In traditional production systems, the mechanisms of animal infection, as well as the traditional ways to control parasites are already known which have provided effective and lasting protection to the animal population. Thus reducing animal management efforts and lowering costs of production. Currently, parasite control is performed, in most cases, with the use of synthetic ectoparasiticides and endoparasiticides. Traditionally, the main target of ectoparasites has been the control of ticks/mites and also, in some geographic areas, of flies/lice. Endoparasiticides such as benzimidazoles, imidazothiazoles, macrocyclic lactones and amino-acetonitrile derivatives (AADs) should control the main gastrointestinal nematodes. Other actives include triclabendazole, closantel and clorsulon for nematodes, and praziquantel and niclosamide for cestodes (1). Diagnostic methods with good sensitivity, specificity and aimed at making decisions are essential for choosing the appropriate parasiticide for use. The fecal egg count has used as the standard for monitoring infection levels. However, several automated diagnostic methods have been proposed for different species of parasites, including the detection of gastrointestinal helminth eggs. For example, Shaali et al. described magnetic properties present in helminth eggs that could be useful in the construction of innovative probes for the diagnosis of nematode species in real time.

Failures are common in the use of synthetic antiparasitic products for parasite control, consequently dosages are increased and the intervals between treatments are reduced, resulting in the acceleration of resistance development. Nematodes resistance to various anthelmints has been increasingly described around the world, demonstrating a worrying scenario, especially in tropical regions. Thus, alternative approaches to the control of nematode parasites in farm animals are necessary. Also, concerns of consumers are to reduce antiparasitic, drug residues in animal meat and in the environment.
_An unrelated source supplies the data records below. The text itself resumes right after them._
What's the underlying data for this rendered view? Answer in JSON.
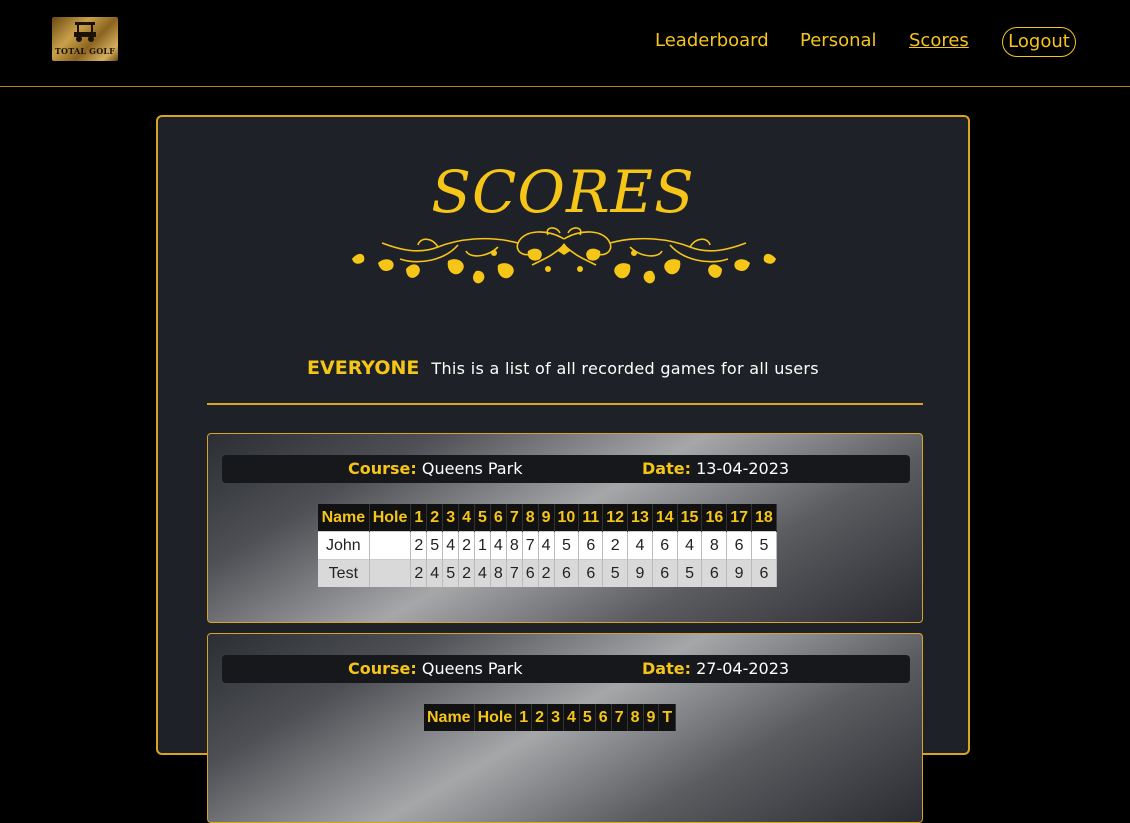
{
  "nav": {
    "logo_text": "TOTAL GOLF",
    "links": [
      "Leaderboard",
      "Personal",
      "Scores"
    ],
    "logout": "Logout"
  },
  "page": {
    "title": "SCORES",
    "filter_label": "EVERYONE",
    "filter_text": "This is a list of all recorded games for all users"
  },
  "games": [
    {
      "course_label": "Course:",
      "course": "Queens Park",
      "date_label": "Date:",
      "date": "13-04-2023",
      "columns": [
        "Name",
        "Hole",
        "1",
        "2",
        "3",
        "4",
        "5",
        "6",
        "7",
        "8",
        "9",
        "10",
        "11",
        "12",
        "13",
        "14",
        "15",
        "16",
        "17",
        "18"
      ],
      "rows": [
        {
          "name": "John",
          "hole": "",
          "scores": [
            "2",
            "5",
            "4",
            "2",
            "1",
            "4",
            "8",
            "7",
            "4",
            "5",
            "6",
            "2",
            "4",
            "6",
            "4",
            "8",
            "6",
            "5"
          ]
        },
        {
          "name": "Test",
          "hole": "",
          "scores": [
            "2",
            "4",
            "5",
            "2",
            "4",
            "8",
            "7",
            "6",
            "2",
            "6",
            "6",
            "5",
            "9",
            "6",
            "5",
            "6",
            "9",
            "6"
          ]
        }
      ]
    },
    {
      "course_label": "Course:",
      "course": "Queens Park",
      "date_label": "Date:",
      "date": "27-04-2023",
      "columns": [
        "Name",
        "Hole",
        "1",
        "2",
        "3",
        "4",
        "5",
        "6",
        "7",
        "8",
        "9",
        "T"
      ],
      "rows": []
    }
  ],
  "colors": {
    "accent": "#f5c518",
    "border": "#d9a520",
    "panel": "#1e2127",
    "background": "#000000"
  }
}
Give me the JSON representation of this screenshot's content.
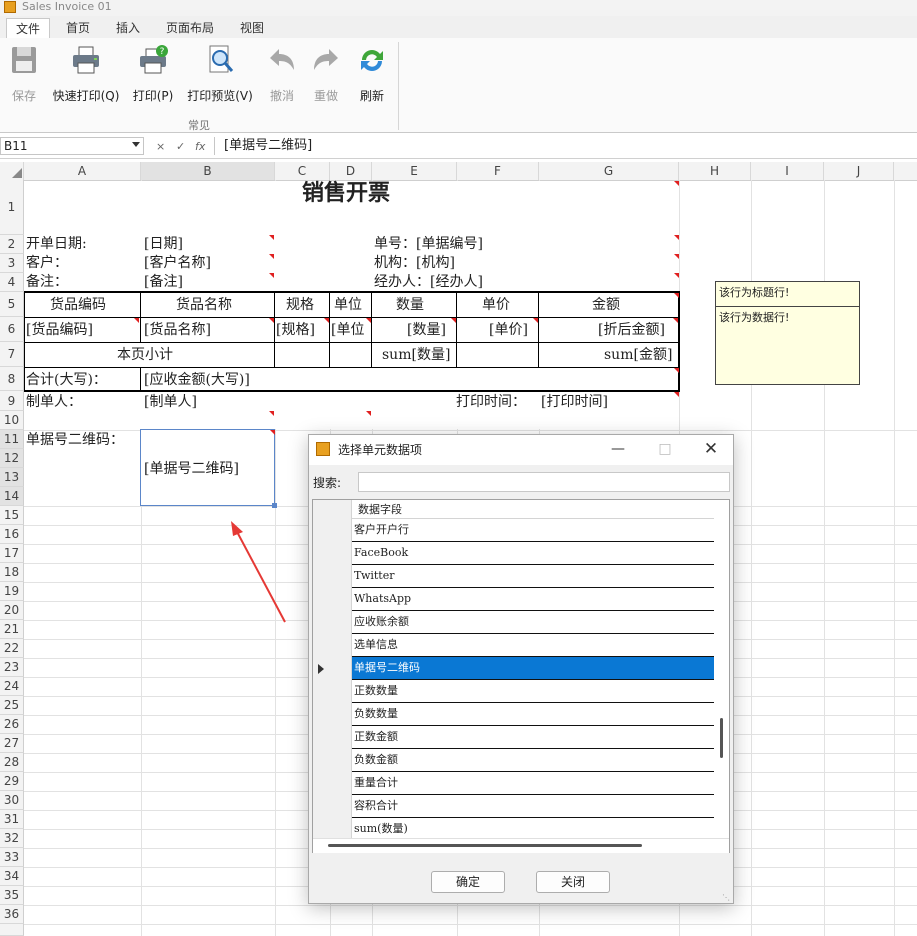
{
  "window": {
    "title": "Sales Invoice 01"
  },
  "tabs": [
    {
      "label": "文件",
      "active": true
    },
    {
      "label": "首页",
      "active": false
    },
    {
      "label": "插入",
      "active": false
    },
    {
      "label": "页面布局",
      "active": false
    },
    {
      "label": "视图",
      "active": false
    }
  ],
  "ribbon": {
    "buttons": [
      {
        "label": "保存",
        "icon": "save-icon",
        "enabled": false
      },
      {
        "label": "快速打印(Q)",
        "icon": "printer-icon",
        "enabled": true
      },
      {
        "label": "打印(P)",
        "icon": "printer-help-icon",
        "enabled": true
      },
      {
        "label": "打印预览(V)",
        "icon": "print-preview-icon",
        "enabled": true
      },
      {
        "label": "撤消",
        "icon": "undo-icon",
        "enabled": false
      },
      {
        "label": "重做",
        "icon": "redo-icon",
        "enabled": false
      },
      {
        "label": "刷新",
        "icon": "refresh-icon",
        "enabled": true
      }
    ],
    "group_label": "常见"
  },
  "formula_bar": {
    "cell_ref": "B11",
    "icons": [
      "×",
      "✓",
      "fx"
    ],
    "value": "[单据号二维码]"
  },
  "sheet": {
    "columns": [
      "A",
      "B",
      "C",
      "D",
      "E",
      "F",
      "G",
      "H",
      "I",
      "J"
    ],
    "selected_column": "B",
    "rows": [
      "1",
      "2",
      "3",
      "4",
      "5",
      "6",
      "7",
      "8",
      "9",
      "10",
      "11",
      "12",
      "13",
      "14",
      "15",
      "16",
      "17",
      "18",
      "19",
      "20",
      "21",
      "22",
      "23",
      "24",
      "25",
      "26",
      "27",
      "28",
      "29",
      "30",
      "31",
      "32",
      "33",
      "34",
      "35",
      "36"
    ],
    "selected_rows": [
      "11",
      "12",
      "13",
      "14"
    ],
    "title": "销售开票",
    "r2_a": "开单日期:",
    "r2_b": "[日期]",
    "r2_e": "单号：[单据编号]",
    "r3_a": "客户：",
    "r3_b": "[客户名称]",
    "r3_e": "机构：[机构]",
    "r4_a": "备注：",
    "r4_b": "[备注]",
    "r4_e": "经办人：[经办人]",
    "header": [
      "货品编码",
      "货品名称",
      "规格",
      "单位",
      "数量",
      "单价",
      "金额"
    ],
    "datarow": [
      "[货品编码]",
      "[货品名称]",
      "[规格]",
      "[单位",
      "[数量]",
      "[单价]",
      "[折后金额]"
    ],
    "subtotal_label": "本页小计",
    "subtotal_qty": "sum[数量]",
    "subtotal_amt": "sum[金额]",
    "r8_a": "合计(大写)：",
    "r8_b": "[应收金额(大写)]",
    "r9_a": "制单人：",
    "r9_b": "[制单人]",
    "r9_f": "打印时间：",
    "r9_g": "[打印时间]",
    "r11_a": "单据号二维码：",
    "r11_b": "[单据号二维码]",
    "note_title_row": "该行为标题行!",
    "note_data_row": "该行为数据行!"
  },
  "dialog": {
    "title": "选择单元数据项",
    "search_label": "搜索:",
    "search_value": "",
    "column_header": "数据字段",
    "items": [
      "客户开户行",
      "FaceBook",
      "Twitter",
      "WhatsApp",
      "应收账余额",
      "选单信息",
      "单据号二维码",
      "正数数量",
      "负数数量",
      "正数金额",
      "负数金额",
      "重量合计",
      "容积合计",
      "sum(数量)"
    ],
    "selected_item": "单据号二维码",
    "ok_label": "确定",
    "close_label": "关闭"
  },
  "colors": {
    "accent": "#0a78d4",
    "note_bg": "#ffffe1",
    "annotation_arrow": "#e53935"
  }
}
While resistance should be considered as one of the main drivers of new innovation in antiparasitics drug development products with greater convenience are also important. For example, broad spectrum drug action, longer period of effectiveness of the active ingredient that requires a longer interval between treatments, pharmaceutical formulas with chemical stability and less toxicity are some characteristics to consider for a good antiparasitic. In this sense, the use of nanotechnology might be a good strategy to optimize the efficacy of drugs and to maintain the sustained effect of drugs at specific sites of action in the host (2). This area seems to be a fertile field for new advances in the control of parasites. Ali et al. presented a systematic approach to studies that have used nanotechnology to optimize the activity of substances with a potential anthelmintic effect on Haemonchus contortus.
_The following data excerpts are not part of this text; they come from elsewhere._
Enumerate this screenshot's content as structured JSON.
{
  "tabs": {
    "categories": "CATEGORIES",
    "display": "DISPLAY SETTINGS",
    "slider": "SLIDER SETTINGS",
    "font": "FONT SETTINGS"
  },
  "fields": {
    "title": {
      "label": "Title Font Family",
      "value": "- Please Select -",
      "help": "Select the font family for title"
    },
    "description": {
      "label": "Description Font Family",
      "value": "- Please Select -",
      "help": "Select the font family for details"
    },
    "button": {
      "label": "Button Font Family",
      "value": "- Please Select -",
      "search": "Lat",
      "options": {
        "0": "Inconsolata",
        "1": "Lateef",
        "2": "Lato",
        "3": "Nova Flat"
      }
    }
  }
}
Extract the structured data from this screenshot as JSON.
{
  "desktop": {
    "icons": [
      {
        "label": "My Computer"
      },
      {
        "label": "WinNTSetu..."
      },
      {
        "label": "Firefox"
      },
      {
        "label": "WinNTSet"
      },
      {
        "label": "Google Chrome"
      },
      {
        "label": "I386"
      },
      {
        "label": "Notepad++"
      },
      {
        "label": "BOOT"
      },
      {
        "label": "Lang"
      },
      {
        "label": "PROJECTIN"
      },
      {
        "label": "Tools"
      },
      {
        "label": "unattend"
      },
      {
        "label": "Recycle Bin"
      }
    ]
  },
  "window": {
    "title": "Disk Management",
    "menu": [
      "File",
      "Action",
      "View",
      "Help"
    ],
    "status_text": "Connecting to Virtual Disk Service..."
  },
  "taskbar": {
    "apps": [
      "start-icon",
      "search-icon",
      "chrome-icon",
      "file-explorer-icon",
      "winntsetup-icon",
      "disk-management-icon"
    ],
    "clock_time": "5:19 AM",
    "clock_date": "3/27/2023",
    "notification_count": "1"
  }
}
Along with the use of antiparasitic drugs, to some extent, animal management strategies have also been successfully adopted. Knowledge about the life cycle of the parasites and the infection/infestation mechanisms enabled the development of efficient strategies for control, such strategies include pasture rotation, implementation of integrated crop-livestock, crop-livestock-forest systems, etc. While these strategies can be considered on many farms, they may not be a reality on some small farms.
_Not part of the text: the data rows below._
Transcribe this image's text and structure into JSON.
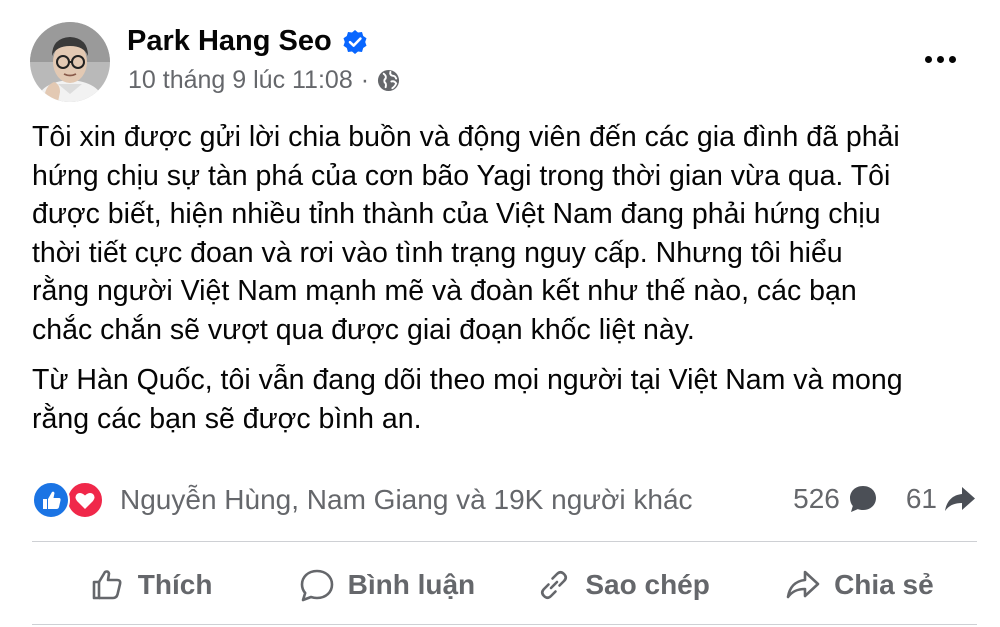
{
  "post": {
    "author": "Park Hang Seo",
    "verified": true,
    "timestamp": "10 tháng 9 lúc 11:08",
    "timestamp_separator": "·",
    "audience_icon": "globe-icon",
    "paragraphs": [
      [
        "Tôi xin được gửi lời chia buồn và động viên đến các gia đình đã phải",
        "hứng chịu sự tàn phá của cơn bão Yagi trong thời gian vừa qua. Tôi",
        "được biết, hiện nhiều tỉnh thành của Việt Nam đang phải hứng chịu",
        "thời tiết cực đoan và rơi vào tình trạng nguy cấp. Nhưng tôi hiểu",
        "rằng người Việt Nam mạnh mẽ và đoàn kết như thế nào, các bạn",
        "chắc chắn sẽ vượt qua được giai đoạn khốc liệt này."
      ],
      [
        "Từ Hàn Quốc, tôi vẫn đang dõi theo mọi người tại Việt Nam và mong",
        "rằng các bạn sẽ được bình an."
      ]
    ]
  },
  "reactions": {
    "icons": [
      "like-icon",
      "love-icon"
    ],
    "summary": "Nguyễn Hùng, Nam Giang và 19K người khác",
    "comment_count": "526",
    "share_count": "61"
  },
  "actions": {
    "like_label": "Thích",
    "comment_label": "Bình luận",
    "copy_label": "Sao chép",
    "share_label": "Chia sẻ"
  },
  "colors": {
    "text": "#050505",
    "secondary": "#65676b",
    "verified_blue": "#0866ff",
    "like_blue": "#1b74e4",
    "love_red": "#f0284a"
  }
}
In addition to the strategies already mentioned, examples of control alternatives are: nutritional management of animals, mineral supplementation, supply of vitamins, genetic selection of animals resistant to parasites, administration of vaccines, biological control (to control nematodes, for example), use of nutraceuticals and phytotherapy. It is noteworthy that these strategies have been extensively investigated by many who propose an integrated approach using as many strategies as feasible for control.

The great challenge of the coming decades for livestock will be to produce high quality food in an ethical, environmentally friendly and economically viable manner (3). Thus, studies aimed at reducing the use of antiparasitics, and leading to more sustainable control of parasites, should be increasingly encouraged. All this in a scenario where climate change can have direct and indirect effects on the epidemiology of important pathogens, in particular those that cause parasitic and infectious infections, with considerable repercussions on the health of farm animals (3, 4).